You can check one or both fields to check if the request originated from another source than your website URL. If not, you can discard the request.
Checking these fields give some protection but the fields may not always be present.
Example request to vicompany.nl
Accept: text/html;q=0.8 Accept-Encoding: gzip, deflate, br Accept-Language: nl,en-US;q=0.9,en;q=0.8,en-GB;q=0.7 Cache-Control: no-cache Connection: keep-alive Cookie: _ga=GA1.2.1691126654.156983654; Host: www.vicompany.nl Pragma: no-cache Referer: https://www.google.nl/ Upgrade-Insecure-Requests: 1 User-Agent: Mozilla/5.0 (Windows NT 10.0; Win64; x64)
Add Anti-CSRF tokens to your forms.
Generate an unguessable key on the server, which is unique per request, and add this key as a hidden field to the forms on your website. When the form is submitted you can check if the key of the posted form is the same as the key which is generated by the webserver. If not, you can discard the request.

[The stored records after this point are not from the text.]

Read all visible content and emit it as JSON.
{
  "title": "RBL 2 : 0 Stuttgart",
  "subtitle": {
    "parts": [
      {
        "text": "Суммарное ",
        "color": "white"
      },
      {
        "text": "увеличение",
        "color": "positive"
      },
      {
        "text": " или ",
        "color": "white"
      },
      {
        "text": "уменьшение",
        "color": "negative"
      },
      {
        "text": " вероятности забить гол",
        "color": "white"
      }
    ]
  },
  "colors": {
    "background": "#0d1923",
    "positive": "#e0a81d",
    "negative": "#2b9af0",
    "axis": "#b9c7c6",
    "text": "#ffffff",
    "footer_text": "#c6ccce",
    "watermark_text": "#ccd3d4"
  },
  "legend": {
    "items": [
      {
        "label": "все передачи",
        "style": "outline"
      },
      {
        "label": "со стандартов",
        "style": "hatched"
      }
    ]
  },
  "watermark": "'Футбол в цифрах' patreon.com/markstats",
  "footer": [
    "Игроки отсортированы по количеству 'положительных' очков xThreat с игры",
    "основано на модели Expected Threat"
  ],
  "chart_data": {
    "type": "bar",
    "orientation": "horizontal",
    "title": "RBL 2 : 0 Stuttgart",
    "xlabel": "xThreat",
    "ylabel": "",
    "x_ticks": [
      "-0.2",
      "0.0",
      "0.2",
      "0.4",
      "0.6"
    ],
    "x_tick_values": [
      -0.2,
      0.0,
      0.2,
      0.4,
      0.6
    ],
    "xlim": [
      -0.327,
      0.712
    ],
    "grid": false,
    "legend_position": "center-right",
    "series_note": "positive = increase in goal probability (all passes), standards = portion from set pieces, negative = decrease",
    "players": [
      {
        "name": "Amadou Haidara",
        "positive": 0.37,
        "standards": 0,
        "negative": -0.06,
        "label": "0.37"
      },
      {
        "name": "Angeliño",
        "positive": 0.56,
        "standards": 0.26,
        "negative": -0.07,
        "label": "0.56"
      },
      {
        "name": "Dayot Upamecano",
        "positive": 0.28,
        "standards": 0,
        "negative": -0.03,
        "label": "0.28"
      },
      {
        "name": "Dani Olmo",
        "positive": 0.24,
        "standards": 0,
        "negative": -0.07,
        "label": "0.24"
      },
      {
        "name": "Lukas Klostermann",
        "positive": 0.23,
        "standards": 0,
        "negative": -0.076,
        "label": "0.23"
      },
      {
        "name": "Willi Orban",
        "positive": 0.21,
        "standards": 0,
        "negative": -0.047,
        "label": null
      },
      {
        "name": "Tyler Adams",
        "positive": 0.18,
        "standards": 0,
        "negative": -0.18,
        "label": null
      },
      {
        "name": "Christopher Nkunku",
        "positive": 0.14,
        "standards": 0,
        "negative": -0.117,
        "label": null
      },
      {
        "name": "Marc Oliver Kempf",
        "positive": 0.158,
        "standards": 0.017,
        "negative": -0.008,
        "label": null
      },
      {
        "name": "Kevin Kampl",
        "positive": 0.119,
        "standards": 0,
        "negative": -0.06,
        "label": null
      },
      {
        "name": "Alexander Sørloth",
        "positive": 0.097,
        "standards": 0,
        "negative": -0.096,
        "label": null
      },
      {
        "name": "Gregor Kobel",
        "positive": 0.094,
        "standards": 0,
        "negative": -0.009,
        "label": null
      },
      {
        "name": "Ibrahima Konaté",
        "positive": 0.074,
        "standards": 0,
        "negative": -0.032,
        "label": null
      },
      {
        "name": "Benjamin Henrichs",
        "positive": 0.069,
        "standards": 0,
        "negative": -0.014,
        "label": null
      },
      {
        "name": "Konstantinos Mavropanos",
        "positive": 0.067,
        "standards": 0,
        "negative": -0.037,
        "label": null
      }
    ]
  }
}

The idea is that a malicious website is unable to generate a key which will be accepted by the webserver.
This method works well but when your website is vulnerable to XSS attacks, the attacker can read the hidden value from a genuine request.
This strategy doesn't work for GET requests since the anti-CSRF tokens are added to forms, which are in general send by a POST request.

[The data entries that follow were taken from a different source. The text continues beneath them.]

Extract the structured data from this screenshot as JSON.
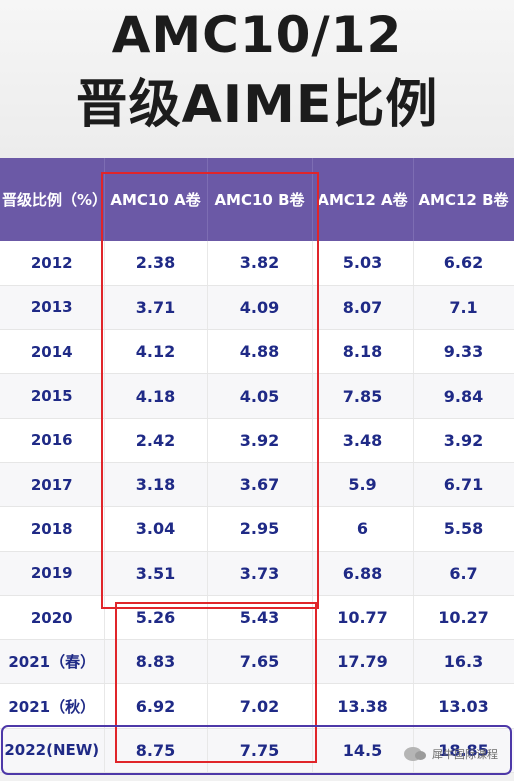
{
  "title": {
    "line1": "AMC10/12",
    "line2": "晋级AIME比例"
  },
  "table": {
    "headers": [
      "晋级比例（%）",
      "AMC10 A卷",
      "AMC10 B卷",
      "AMC12 A卷",
      "AMC12 B卷"
    ],
    "rows": [
      [
        "2012",
        "2.38",
        "3.82",
        "5.03",
        "6.62"
      ],
      [
        "2013",
        "3.71",
        "4.09",
        "8.07",
        "7.1"
      ],
      [
        "2014",
        "4.12",
        "4.88",
        "8.18",
        "9.33"
      ],
      [
        "2015",
        "4.18",
        "4.05",
        "7.85",
        "9.84"
      ],
      [
        "2016",
        "2.42",
        "3.92",
        "3.48",
        "3.92"
      ],
      [
        "2017",
        "3.18",
        "3.67",
        "5.9",
        "6.71"
      ],
      [
        "2018",
        "3.04",
        "2.95",
        "6",
        "5.58"
      ],
      [
        "2019",
        "3.51",
        "3.73",
        "6.88",
        "6.7"
      ],
      [
        "2020",
        "5.26",
        "5.43",
        "10.77",
        "10.27"
      ],
      [
        "2021（春）",
        "8.83",
        "7.65",
        "17.79",
        "16.3"
      ],
      [
        "2021（秋）",
        "6.92",
        "7.02",
        "13.38",
        "13.03"
      ],
      [
        "2022(NEW)",
        "8.75",
        "7.75",
        "14.5",
        "18.85"
      ]
    ]
  },
  "watermark": {
    "icon": "wechat-icon",
    "text": "犀牛国际课程"
  },
  "colors": {
    "header_bg": "#6b59a6",
    "value_text": "#1f2a86",
    "highlight_red": "#e0252a",
    "highlight_purple": "#4d38a8"
  }
}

Add the Same-Site property to the cookies you issue.
The same-site property on a cookie tells the browser to not send cookie information to the website along with cross site requests.
There are two possible values for the same-site attribute, Lax and Strict.
In Lax mode some cross-site usage is allowed like GET requests. Strict blocks all cross-site usage, even when the user is browsing to another website by clicking on a link.
Unfortunately, not all browsers support this cookie property. If you want to know if your browser supports this property, visit caniuse.com.
To prevent CSRF attacks on your website I would recommend implementing the Same-Site cookie attribute. It is not supported by all browsers, but it is backwards compatible: it does not break anything when the attribute is not supported.
As long not every browser is supporting the Same-Site cookie attribute I would also suggest implementing the anti-CSRF token pattern. It is a little bit more work but is a secure defense mechanism against CSRF attacks.
The defense mechanisms against CSRF attacks in this article will only work when the state changing actions on your website are solely accessible via a POST request. (Except for the Strict same site cookie).
So make sure that actions like logout are not available through a GET request.